Neurofibromatosis 1: Carlee’s Story
Neurofibromatosis 1: Carlee’s Story
Four-year-old Carlee has had many obstacles to contend with in her short life: She was diagnosed with neurofibromatosis 1 (NF1), and the disease caused tumors to develop in her head, one of which resulted in vision loss. She has autism and is nonverbal. At Children's Hospital of Philadelphia (CHOP), she sees multiple specialists and receives learning and behavior support. “As challenging as it has been,” says her mother, Amy, “CHOP has made it so much easier.”
Carlee was adopted by Amy and her husband, Chris, when she was a baby. “Her birth father has NF1, so we knew there was a possibility she’d have it,” says Amy. From birth, Carlee had a larger-than-average head size, trouble gaining weight, and the café au lait spots that can signal NF1. When she was a little older than 1, she began exhibiting developmental delays, and then Amy and Chris noticed an issue with Carlee’s eyes: She didn’t seem to be focusing and her eyes seemed to be bulging.
They took her to an ophthalmologist, who said Carlee’s optic nerves were swollen and that she should be seen at CHOP as soon as possible. They got an appointment the next day with Robert Avery, DO, MSCE, a pediatric neuro-ophthalmologist in CHOP’s Division of Pediatric Ophthalmology. Carlee was diagnosed with NF1, a genetic disorder that affects all body systems and is associated with an increased risk of cancer as well as low-grade tumors of the nervous system, including tumors that form along the optic pathway and tumors of the peripheral nerves. An MRI revealed tumors along both of Carlee’s optic nerves.
With Carlee’s vision deteriorating, Dr. Avery and Michael Fisher, MD, Chief of the Section of Neuro-Oncology and Director of the Neurofibromatosis Program, thought it was best to start chemotherapy right away. Carlee received intravenous chemotherapy for a year and a half.
Treating the whole child
More About NF1
As part of the NF Program’s comprehensive care, patients are screened for motor skills, language skills and social-emotional development. If any concerns or delays are identified, the CHOP team makes recommendations about how the family can support the child’s development — for example, a referral for additional evaluation at CHOP, early intervention programs and school services. After completing the screening questionnaire, Carlee’s family received a home assessment for safety concerns, got recommendations for in-school support, and received resources to access applied behavior analysis therapy for Carlee’s autism.

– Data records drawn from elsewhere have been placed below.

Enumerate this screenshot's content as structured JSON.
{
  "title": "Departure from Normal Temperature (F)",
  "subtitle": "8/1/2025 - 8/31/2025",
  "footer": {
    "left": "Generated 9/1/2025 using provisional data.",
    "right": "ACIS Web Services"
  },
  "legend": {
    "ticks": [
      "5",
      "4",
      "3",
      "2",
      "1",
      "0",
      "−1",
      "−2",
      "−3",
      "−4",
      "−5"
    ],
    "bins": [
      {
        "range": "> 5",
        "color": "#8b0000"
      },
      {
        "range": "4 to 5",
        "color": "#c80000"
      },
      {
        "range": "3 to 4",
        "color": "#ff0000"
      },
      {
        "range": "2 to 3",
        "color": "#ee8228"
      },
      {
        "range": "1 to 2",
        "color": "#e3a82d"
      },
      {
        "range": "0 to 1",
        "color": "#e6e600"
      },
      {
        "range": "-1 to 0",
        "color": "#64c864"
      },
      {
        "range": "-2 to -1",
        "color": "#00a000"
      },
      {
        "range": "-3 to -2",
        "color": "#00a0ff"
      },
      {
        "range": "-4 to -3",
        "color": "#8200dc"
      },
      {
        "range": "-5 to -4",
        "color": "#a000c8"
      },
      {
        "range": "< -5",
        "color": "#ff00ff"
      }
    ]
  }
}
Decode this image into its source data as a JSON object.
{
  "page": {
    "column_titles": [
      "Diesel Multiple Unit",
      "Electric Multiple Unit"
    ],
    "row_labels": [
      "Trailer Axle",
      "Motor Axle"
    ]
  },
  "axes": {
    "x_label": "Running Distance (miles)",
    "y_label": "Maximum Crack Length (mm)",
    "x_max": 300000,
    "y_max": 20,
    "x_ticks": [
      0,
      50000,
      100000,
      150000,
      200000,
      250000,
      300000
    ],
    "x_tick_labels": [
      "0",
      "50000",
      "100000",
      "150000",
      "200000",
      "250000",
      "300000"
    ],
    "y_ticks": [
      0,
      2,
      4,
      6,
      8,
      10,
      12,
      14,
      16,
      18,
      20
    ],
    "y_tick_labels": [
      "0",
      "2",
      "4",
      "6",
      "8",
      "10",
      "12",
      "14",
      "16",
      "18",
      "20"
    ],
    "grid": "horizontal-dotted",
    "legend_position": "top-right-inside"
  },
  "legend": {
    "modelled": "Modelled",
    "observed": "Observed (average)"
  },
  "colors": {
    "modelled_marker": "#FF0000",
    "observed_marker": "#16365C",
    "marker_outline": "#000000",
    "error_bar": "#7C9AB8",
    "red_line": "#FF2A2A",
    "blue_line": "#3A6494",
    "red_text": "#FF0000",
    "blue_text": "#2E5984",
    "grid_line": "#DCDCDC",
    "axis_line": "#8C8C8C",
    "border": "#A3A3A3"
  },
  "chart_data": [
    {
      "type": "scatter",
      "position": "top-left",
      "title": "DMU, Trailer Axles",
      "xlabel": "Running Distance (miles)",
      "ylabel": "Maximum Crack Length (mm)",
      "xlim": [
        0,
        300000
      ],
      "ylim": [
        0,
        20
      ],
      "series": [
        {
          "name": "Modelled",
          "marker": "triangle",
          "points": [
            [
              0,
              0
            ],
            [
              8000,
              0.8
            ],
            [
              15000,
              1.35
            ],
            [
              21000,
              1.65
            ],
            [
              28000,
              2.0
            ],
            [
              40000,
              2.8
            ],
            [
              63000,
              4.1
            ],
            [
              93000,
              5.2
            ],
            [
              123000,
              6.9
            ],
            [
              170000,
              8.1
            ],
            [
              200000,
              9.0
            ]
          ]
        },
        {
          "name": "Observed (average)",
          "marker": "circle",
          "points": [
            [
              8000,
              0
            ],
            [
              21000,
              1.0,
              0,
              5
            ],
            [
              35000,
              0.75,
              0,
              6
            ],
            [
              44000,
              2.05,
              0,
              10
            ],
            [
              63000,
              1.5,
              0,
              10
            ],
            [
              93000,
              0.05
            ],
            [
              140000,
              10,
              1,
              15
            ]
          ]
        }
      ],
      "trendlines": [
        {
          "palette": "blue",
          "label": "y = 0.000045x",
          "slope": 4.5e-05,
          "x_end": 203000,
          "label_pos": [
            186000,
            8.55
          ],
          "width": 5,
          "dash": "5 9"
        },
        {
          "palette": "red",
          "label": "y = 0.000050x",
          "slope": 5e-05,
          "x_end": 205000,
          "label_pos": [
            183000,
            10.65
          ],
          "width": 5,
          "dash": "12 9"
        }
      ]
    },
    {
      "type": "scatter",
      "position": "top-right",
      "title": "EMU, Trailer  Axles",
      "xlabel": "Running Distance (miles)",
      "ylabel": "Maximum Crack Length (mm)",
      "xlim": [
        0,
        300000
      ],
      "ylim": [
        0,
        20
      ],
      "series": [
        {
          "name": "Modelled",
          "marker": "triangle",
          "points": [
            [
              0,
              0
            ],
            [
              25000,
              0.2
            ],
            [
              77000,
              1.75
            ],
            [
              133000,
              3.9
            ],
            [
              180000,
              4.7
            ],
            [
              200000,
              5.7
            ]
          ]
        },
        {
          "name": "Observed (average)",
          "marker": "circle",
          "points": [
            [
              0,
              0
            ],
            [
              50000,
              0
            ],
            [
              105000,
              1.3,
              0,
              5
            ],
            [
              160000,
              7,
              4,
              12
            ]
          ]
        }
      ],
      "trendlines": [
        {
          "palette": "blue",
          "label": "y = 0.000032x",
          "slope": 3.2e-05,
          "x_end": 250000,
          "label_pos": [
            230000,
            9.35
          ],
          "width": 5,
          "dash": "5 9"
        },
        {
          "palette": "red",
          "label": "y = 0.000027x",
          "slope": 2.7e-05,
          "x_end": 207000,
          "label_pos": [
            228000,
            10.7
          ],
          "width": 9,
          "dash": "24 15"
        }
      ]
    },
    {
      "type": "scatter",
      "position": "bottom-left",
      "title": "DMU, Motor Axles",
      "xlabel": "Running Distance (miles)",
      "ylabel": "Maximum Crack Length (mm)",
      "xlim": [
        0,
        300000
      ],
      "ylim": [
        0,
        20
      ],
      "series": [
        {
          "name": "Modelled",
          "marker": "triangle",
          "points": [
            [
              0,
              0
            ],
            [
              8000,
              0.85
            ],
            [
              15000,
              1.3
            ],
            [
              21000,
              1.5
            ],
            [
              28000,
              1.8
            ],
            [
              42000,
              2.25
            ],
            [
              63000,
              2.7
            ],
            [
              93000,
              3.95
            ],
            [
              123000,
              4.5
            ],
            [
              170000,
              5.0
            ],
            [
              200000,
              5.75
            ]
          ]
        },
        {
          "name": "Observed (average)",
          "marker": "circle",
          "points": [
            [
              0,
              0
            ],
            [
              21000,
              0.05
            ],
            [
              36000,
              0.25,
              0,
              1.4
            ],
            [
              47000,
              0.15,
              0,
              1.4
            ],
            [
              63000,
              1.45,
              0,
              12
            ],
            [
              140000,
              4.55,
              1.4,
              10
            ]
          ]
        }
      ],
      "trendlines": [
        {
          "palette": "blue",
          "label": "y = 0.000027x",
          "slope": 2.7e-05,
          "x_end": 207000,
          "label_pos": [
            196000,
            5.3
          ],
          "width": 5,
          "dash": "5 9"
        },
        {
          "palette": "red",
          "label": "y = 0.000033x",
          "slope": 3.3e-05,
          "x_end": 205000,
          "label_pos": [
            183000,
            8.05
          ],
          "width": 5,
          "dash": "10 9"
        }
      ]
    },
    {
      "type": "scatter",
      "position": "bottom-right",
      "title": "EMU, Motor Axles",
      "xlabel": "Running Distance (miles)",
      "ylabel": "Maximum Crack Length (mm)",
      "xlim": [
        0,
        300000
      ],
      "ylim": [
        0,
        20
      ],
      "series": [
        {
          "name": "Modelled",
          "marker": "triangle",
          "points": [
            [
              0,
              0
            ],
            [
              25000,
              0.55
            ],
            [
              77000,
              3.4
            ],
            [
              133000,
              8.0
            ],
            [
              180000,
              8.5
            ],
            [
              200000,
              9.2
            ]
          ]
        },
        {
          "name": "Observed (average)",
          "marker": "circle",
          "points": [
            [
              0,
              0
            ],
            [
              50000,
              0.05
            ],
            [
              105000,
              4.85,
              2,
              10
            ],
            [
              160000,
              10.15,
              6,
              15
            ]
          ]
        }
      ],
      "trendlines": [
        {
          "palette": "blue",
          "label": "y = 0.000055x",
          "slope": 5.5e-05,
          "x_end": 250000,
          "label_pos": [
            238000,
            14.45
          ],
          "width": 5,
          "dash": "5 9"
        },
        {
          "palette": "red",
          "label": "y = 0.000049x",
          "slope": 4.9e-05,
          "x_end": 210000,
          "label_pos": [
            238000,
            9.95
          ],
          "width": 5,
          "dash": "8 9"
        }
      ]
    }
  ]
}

“We’ve gotten so much through CHOP — we’ve gotten whatever we needed as far as therapies,” says Amy. “It has helped Carlee so much. She’s making a lot of progress. Her frustration level has decreased, so she’s not lashing out as much.”
Medically, Carlee made it through most of the IV chemotherapy treatment schedule, but at times her platelet levels would drop, and the medications had to be put on hold. In addition, a tumor developed in her right ear and kept growing. Drs. Avery and Fisher recommended switching to oral chemotherapy to manage the tumor in the ear and to complete treatment for the optic pathway tumors. “The tumor in her ear shrank drastically,” says Amy. “It was just amazing.”
Amy is thrilled with Carlee’s progress in many areas. “She knows her numbers 1 through 10, she can pick out a letter from the alphabet, and she’s making an effort to talk,” Amy reports. “And her vision is improving! When her vision was getting checked, she never used to let us cover the right eye, so we didn’t think she could see at all out of her left eye. Since starting the oral chemo, she saw three vision cards with her left eye!”
Amy is grateful for everyone at CHOP who has contributed to Carlee’s care:
“We couldn’t ask for a better team. They’re phenomenal.”